The Sun has catapulted out fast solar winds from the outermost part of its atmosphere. These have raised the threat of solar storms striking earth. The biggest storms come as a result of a coronal mass ejection (CME), a huge bubble of plasma shot out from the Sun. These contain billions of tons of fast-moving solar particles as well as the magnetic field that binds them.

Spaceweather.com has warned that two CMEs are poised to deliver “glancing blows to Earth’s magnetic field’ on January 22, 23 and 24.
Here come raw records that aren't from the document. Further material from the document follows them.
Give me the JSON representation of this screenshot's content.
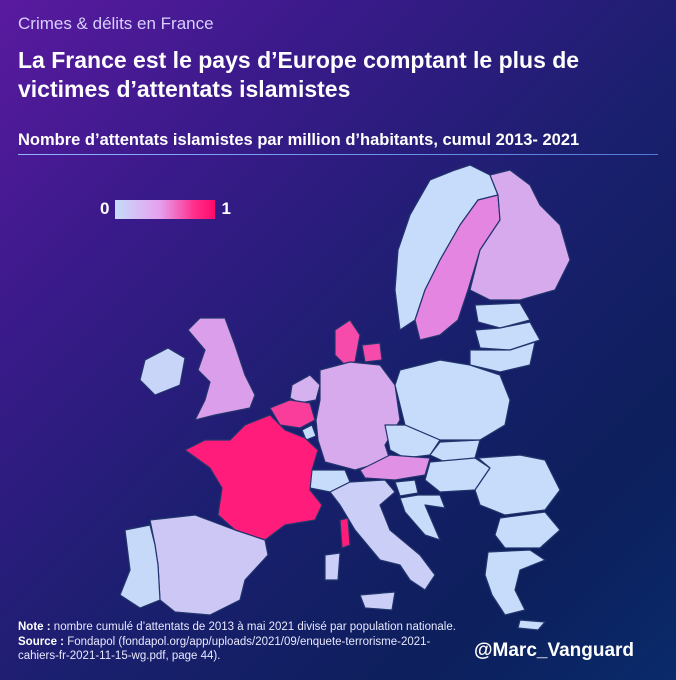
{
  "header": {
    "kicker": "Crimes & délits en France",
    "title": "La France est le pays d’Europe comptant le plus de victimes d’attentats islamistes",
    "subtitle": "Nombre d’attentats islamistes par million d’habitants, cumul 2013- 2021"
  },
  "legend": {
    "min_label": "0",
    "max_label": "1",
    "low_color": "#c6dcfa",
    "high_color": "#ff0a6a"
  },
  "footer": {
    "note_label": "Note :",
    "note_text": "nombre cumulé d’attentats de 2013 à mai 2021 divisé par population nationale.",
    "source_label": "Source :",
    "source_text": "Fondapol (fondapol.org/app/uploads/2021/09/enquete-terrorisme-2021-cahiers-fr-2021-11-15-wg.pdf, page 44).",
    "handle": "@Marc_Vanguard"
  },
  "chart_data": {
    "type": "choropleth",
    "title": "La France est le pays d’Europe comptant le plus de victimes d’attentats islamistes",
    "subtitle": "Nombre d’attentats islamistes par million d’habitants, cumul 2013- 2021",
    "scale": {
      "min": 0,
      "max": 1,
      "colors": [
        "#c6dcfa",
        "#ff0a6a"
      ]
    },
    "regions": [
      {
        "id": "france",
        "value": 0.9
      },
      {
        "id": "belgium",
        "value": 0.75
      },
      {
        "id": "denmark",
        "value": 0.7
      },
      {
        "id": "sweden",
        "value": 0.5
      },
      {
        "id": "austria",
        "value": 0.45
      },
      {
        "id": "germany",
        "value": 0.35
      },
      {
        "id": "finland",
        "value": 0.35
      },
      {
        "id": "uk",
        "value": 0.4
      },
      {
        "id": "netherlands",
        "value": 0.3
      },
      {
        "id": "ireland",
        "value": 0.05
      },
      {
        "id": "spain",
        "value": 0.15
      },
      {
        "id": "portugal",
        "value": 0.02
      },
      {
        "id": "italy",
        "value": 0.1
      },
      {
        "id": "poland",
        "value": 0
      },
      {
        "id": "czechia",
        "value": 0
      },
      {
        "id": "slovakia",
        "value": 0
      },
      {
        "id": "hungary",
        "value": 0
      },
      {
        "id": "romania",
        "value": 0
      },
      {
        "id": "bulgaria",
        "value": 0
      },
      {
        "id": "greece",
        "value": 0
      },
      {
        "id": "croatia",
        "value": 0
      },
      {
        "id": "slovenia",
        "value": 0
      },
      {
        "id": "estonia",
        "value": 0
      },
      {
        "id": "latvia",
        "value": 0
      },
      {
        "id": "lithuania",
        "value": 0
      },
      {
        "id": "switzerland",
        "value": 0
      },
      {
        "id": "norway",
        "value": 0
      },
      {
        "id": "luxembourg",
        "value": 0
      }
    ]
  }
}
And Dr Tamitha Skov, a space weather physicist, warned that fast solar winds bumped up warnings of a G2 level solar storm heading towards the Earth’s “strike zone”.

She said: “We are in the middle of that fast solar wind from that coronal hole that’s rotatedin towards the Earth’s strike zone.”
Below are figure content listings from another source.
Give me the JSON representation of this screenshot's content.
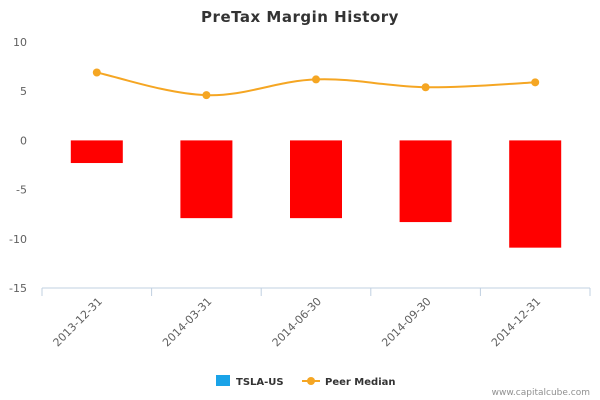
{
  "chart_data": {
    "type": "bar",
    "title": "PreTax Margin History",
    "categories": [
      "2013-12-31",
      "2014-03-31",
      "2014-06-30",
      "2014-09-30",
      "2014-12-31"
    ],
    "series": [
      {
        "name": "TSLA-US",
        "kind": "bar",
        "values": [
          -2.3,
          -7.9,
          -7.9,
          -8.3,
          -10.9
        ],
        "color": "#ff0000",
        "legend_color": "#1aa3e8"
      },
      {
        "name": "Peer Median",
        "kind": "line",
        "values": [
          6.9,
          4.6,
          6.2,
          5.4,
          5.9
        ],
        "color": "#f5a623"
      }
    ],
    "yticks": [
      "10",
      "5",
      "0",
      "-5",
      "-10",
      "-15"
    ],
    "ylim": [
      -15,
      10
    ],
    "xlabel": "",
    "ylabel": "",
    "grid": false,
    "legend_position": "bottom-center"
  },
  "credit": "www.capitalcube.com"
}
And those are not the only CMEs on their way. A third CME is also on its way, posing the threat of a G1 level storm.

Dr Skov said there is a solar storm that “could be a glancing blow around the 20th”.

She added: “We are going to be continuing to feel the effects of this over the couple of days.”

In fact, Spaceweather.com’s “big flare update” said that powerful solar flare erupted out the sun today.

Dr Skov warned that at higher latitudes, there is up to a 50 percent chance of a “major storm”.

She added that “big flares and radio blackouts are a slight risk now”.

US Space Weather Center (SWPC) ranks solar storms on a scale of “G1 Minor”, the least intense, all the way up to “G5 Extreme”.

But even the weakest of storms threaten “power-grid fluctuations” and have a “minor impact on satellite operations”.

At the stronger end of the scale, this is where it starts to get more dangerous.

When CMEs collide with Earth’s magnetosphere, “all of that extra radiation can damage the satellites we use for communications and navigation, it can disrupt power grids that provide our electricity”.